JSON:API lands in Drupal core
Breaking news: we just committed the JSON:API module to the development branch of Drupal 8.
In other words, JSON:API support is coming to all Drupal 8 sites in just a few short months! 🎉
This marks another important milestone in Drupal's evolution to be an API-first platform optimized for building both coupled and decoupled applications.
With JSON:API, developers or content creators can create their content models in Drupal’s UI without having to write a single line of code, and automatically get not only a great authoring experience, but also a powerful, standards-compliant, web service API to pull that content into JavaScript applications, digital kiosks, chatbots, voice assistants and more.
When you enable the JSON:API module, all Drupal entities such as blog posts, users, tags, comments and more become accessible via the JSON:API web service API. JSON:API provides a standardized API for reading and modifying resources (entities), interacting with relationships between resources (entity references), fetching of only the selected fields (e.g. only the "title" and "author" fields), including related resources to avoid additional requests (e.g. details about the content's author) and filtering, sorting and paginating collections of resources.
In addition to being incredibly powerful, JSON:API is easy to learn and use and uses all the tooling we already have available to test, debug and scale Drupal sites.
Drupal's JSON:API implementation was years in the making
Development of the JSON:API module started in May 2016 and reached a stable 1.0 release in May 2017. Most of the work was driven by a single developer partially in his free time: Mateu Aguiló Bosch (e0ipso).
After soliciting input and consulting others, I felt JSON:API belonged in Drupal core. I first floated this idea in July 2016, became more convinced in December 2016 and recommended that we standardize on it in October 2017.
This is why at the end of 2017, I asked Wim Leers and Gabe Sullice — as part of their roles at Acquia — to start devoting the majority of their time to getting JSON:API to a high level of stability.
Wim and Gabe quickly became key contributors alongside Mateu. They wrote hundreds of tests and added missing features to make sure we guarantee strict compliance with the JSON:API specification.
A year later, their work culminated in a JSON:API 2.0 stable release on January 7th, 2019. The 2.0 release marked the start of the module's move to Drupal core. After rigorous reviews and more improvements, the module was finally committed to core earlier today.
From beginning to end, it took 28 months, 450 commits, 32 releases, and more than 5500 test runs.
The best JSON:API implementation in existence
The JSON:API module is almost certainly the most feature-complete and easiest-to-use JSON:API implementation in existence.
The Drupal JSON:API implementation supports every feature of the JSON:API 1.0 specification out-of-the-box. Every Drupal entity (a resource object in JSON:API terminology) is automatically made available through JSON:API. Existing access controls for both reading and writing are respected. Both translations and revisions of entities are also made available. Furthermore, querying entities (filtering resource collections in JSON:API terminology) is possible without any configuration (e.g. setting up a "Drupal View"), which means front-end developers can get started on their work right away.
What is particularly rewarding is that all of this was made possible thanks to Drupal's data model and introspection capabilities.

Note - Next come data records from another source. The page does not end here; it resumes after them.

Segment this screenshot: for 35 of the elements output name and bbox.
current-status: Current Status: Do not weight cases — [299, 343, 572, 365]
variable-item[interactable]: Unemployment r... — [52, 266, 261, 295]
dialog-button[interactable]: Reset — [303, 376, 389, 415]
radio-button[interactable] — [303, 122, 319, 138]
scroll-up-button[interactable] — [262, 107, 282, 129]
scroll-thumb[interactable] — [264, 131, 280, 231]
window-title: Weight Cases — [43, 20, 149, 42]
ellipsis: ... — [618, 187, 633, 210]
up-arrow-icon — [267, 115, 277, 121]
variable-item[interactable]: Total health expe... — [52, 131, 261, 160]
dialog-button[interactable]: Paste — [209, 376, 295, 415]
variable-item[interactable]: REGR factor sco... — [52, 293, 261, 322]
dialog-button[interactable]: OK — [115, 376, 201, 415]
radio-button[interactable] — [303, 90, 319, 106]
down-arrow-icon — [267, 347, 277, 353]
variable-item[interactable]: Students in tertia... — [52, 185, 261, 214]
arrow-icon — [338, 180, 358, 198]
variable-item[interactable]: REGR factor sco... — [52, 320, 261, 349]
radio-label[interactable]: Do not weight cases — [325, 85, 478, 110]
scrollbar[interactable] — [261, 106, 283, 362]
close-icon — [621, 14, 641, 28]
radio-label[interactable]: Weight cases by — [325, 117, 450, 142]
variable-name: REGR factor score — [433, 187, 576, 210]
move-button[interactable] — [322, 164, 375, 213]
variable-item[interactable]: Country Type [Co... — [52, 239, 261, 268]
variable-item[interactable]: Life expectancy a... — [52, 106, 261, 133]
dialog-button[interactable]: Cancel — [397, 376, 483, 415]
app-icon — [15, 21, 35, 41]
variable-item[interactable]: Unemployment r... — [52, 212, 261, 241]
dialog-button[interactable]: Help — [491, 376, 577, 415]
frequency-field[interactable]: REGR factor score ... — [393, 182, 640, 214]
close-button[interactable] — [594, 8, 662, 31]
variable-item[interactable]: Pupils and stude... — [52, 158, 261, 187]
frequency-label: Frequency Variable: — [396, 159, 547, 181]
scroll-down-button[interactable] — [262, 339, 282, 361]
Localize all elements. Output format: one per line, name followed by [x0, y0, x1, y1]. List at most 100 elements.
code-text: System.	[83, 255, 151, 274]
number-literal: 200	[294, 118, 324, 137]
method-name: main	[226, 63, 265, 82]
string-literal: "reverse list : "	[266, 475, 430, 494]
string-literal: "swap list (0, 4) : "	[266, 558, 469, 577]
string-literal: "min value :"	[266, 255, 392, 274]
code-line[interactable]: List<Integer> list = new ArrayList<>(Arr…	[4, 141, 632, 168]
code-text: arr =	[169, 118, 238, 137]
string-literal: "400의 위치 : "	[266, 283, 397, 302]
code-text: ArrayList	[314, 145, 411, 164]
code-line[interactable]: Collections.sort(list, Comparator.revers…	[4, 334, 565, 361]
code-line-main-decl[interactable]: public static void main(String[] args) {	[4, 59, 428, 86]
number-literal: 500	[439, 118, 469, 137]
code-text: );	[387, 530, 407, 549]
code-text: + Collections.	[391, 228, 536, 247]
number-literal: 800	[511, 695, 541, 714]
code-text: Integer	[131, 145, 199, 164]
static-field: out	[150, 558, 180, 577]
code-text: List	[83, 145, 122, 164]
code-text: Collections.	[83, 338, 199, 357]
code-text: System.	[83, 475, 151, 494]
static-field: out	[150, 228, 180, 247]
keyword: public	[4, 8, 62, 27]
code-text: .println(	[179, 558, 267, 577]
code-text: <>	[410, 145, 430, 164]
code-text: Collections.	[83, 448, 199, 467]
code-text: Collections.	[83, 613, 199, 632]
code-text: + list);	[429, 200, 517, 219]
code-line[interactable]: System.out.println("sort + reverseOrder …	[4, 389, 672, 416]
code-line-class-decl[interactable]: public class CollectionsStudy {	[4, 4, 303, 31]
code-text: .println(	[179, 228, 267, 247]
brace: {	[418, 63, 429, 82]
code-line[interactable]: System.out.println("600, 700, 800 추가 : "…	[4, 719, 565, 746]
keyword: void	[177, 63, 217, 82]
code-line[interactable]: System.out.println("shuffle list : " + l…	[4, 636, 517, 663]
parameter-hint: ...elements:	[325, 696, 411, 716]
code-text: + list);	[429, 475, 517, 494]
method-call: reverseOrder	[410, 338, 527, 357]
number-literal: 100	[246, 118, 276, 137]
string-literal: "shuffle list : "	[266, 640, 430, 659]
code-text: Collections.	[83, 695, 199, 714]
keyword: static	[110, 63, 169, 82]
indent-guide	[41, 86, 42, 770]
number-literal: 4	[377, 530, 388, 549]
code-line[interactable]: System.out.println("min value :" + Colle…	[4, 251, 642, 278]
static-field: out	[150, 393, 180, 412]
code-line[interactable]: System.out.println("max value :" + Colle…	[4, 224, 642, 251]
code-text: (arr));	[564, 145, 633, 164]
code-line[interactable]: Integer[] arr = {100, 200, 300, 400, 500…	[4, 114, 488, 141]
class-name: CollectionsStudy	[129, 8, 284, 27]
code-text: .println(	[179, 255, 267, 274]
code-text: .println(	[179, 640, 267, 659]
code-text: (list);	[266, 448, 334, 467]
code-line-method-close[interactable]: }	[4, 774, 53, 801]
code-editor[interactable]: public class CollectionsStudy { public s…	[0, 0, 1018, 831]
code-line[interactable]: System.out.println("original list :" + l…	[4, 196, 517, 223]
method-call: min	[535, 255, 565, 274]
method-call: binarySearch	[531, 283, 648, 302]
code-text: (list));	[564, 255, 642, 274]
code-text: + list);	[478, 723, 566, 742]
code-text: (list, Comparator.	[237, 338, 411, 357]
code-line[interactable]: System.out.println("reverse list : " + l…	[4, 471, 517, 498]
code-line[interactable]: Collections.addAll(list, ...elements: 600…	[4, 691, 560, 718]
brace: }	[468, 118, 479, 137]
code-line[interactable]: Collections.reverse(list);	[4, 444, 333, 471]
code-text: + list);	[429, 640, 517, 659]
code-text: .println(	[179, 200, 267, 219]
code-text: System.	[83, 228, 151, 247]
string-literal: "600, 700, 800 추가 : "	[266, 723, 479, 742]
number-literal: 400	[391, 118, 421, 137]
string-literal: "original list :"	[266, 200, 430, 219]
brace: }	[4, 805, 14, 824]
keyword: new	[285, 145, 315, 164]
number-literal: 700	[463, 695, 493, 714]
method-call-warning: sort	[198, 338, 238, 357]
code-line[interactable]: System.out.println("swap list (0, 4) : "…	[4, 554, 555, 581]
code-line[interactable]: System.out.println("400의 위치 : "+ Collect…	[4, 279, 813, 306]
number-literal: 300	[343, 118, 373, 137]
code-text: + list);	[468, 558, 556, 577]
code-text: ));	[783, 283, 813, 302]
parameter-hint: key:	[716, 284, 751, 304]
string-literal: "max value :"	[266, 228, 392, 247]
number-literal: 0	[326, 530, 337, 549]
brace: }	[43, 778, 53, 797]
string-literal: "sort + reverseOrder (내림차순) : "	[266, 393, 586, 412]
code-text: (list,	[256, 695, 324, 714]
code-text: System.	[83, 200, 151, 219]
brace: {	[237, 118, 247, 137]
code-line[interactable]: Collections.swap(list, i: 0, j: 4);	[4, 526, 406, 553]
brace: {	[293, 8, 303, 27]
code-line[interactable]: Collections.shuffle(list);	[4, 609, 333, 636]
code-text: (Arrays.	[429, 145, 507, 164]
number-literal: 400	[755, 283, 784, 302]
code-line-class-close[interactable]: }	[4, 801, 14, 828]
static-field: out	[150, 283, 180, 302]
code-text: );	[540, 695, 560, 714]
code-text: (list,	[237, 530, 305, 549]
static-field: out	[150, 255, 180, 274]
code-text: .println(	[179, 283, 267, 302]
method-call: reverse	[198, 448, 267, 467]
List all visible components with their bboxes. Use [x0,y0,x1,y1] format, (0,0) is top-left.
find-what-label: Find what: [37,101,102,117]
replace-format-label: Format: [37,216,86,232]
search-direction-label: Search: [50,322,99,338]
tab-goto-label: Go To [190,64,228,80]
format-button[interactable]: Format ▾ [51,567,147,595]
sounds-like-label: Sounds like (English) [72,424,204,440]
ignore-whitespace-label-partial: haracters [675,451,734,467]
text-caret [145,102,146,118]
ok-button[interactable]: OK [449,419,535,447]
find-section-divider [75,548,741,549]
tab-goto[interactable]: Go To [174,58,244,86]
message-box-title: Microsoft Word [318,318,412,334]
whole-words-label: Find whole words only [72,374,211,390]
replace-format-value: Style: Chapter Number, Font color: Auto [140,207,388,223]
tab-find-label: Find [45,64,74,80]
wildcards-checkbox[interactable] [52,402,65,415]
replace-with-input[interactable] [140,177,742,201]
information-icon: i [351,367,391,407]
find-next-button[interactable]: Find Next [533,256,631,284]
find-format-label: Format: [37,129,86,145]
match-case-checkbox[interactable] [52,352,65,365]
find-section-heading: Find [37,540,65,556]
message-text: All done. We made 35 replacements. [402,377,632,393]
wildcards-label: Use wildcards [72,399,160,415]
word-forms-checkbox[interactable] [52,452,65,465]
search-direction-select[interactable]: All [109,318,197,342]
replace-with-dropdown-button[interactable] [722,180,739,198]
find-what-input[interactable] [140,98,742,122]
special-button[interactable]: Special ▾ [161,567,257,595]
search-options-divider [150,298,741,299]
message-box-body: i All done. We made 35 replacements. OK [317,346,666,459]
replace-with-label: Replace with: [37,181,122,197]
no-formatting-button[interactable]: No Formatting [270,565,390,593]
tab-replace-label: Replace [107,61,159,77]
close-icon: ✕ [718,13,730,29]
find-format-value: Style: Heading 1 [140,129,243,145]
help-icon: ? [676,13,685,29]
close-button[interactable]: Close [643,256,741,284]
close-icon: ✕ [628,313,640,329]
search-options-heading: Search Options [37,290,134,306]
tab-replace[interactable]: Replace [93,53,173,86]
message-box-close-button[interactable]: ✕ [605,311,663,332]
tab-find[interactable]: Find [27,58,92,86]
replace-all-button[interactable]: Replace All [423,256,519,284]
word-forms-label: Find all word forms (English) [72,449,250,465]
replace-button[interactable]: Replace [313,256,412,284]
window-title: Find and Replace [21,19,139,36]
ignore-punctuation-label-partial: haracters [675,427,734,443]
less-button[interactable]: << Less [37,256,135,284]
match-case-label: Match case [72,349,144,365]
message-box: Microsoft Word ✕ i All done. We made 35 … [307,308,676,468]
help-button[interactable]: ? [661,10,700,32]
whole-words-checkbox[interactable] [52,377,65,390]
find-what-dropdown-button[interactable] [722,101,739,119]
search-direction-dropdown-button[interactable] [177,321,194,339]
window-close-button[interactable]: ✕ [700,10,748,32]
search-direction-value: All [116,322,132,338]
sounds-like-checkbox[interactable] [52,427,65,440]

Drupal’s decade-old Entity API, Field API, Access APIs and more recent Configuration and Typed Data APIs exist as an incredibly robust foundation for making Drupal’s data available via web service APIs. This is not to be understated, as it makes the JSON:API implementation robust, deeply integrated and elegant.
I want to extend a special thank you to the many contributors that contributed to the JSON:API module and that helped make it possible for JSON:API to be added to Drupal 8.7.
Special thanks to Wim Leers (Acquia) and Gabe Sullice (Acquia) for co-authoring this blog post and to Mateu Aguiló Bosch (e0ipso) (Lullabot), Preston So (Acquia), Alex Bronstein (Acquia) for their feedback during the writing process.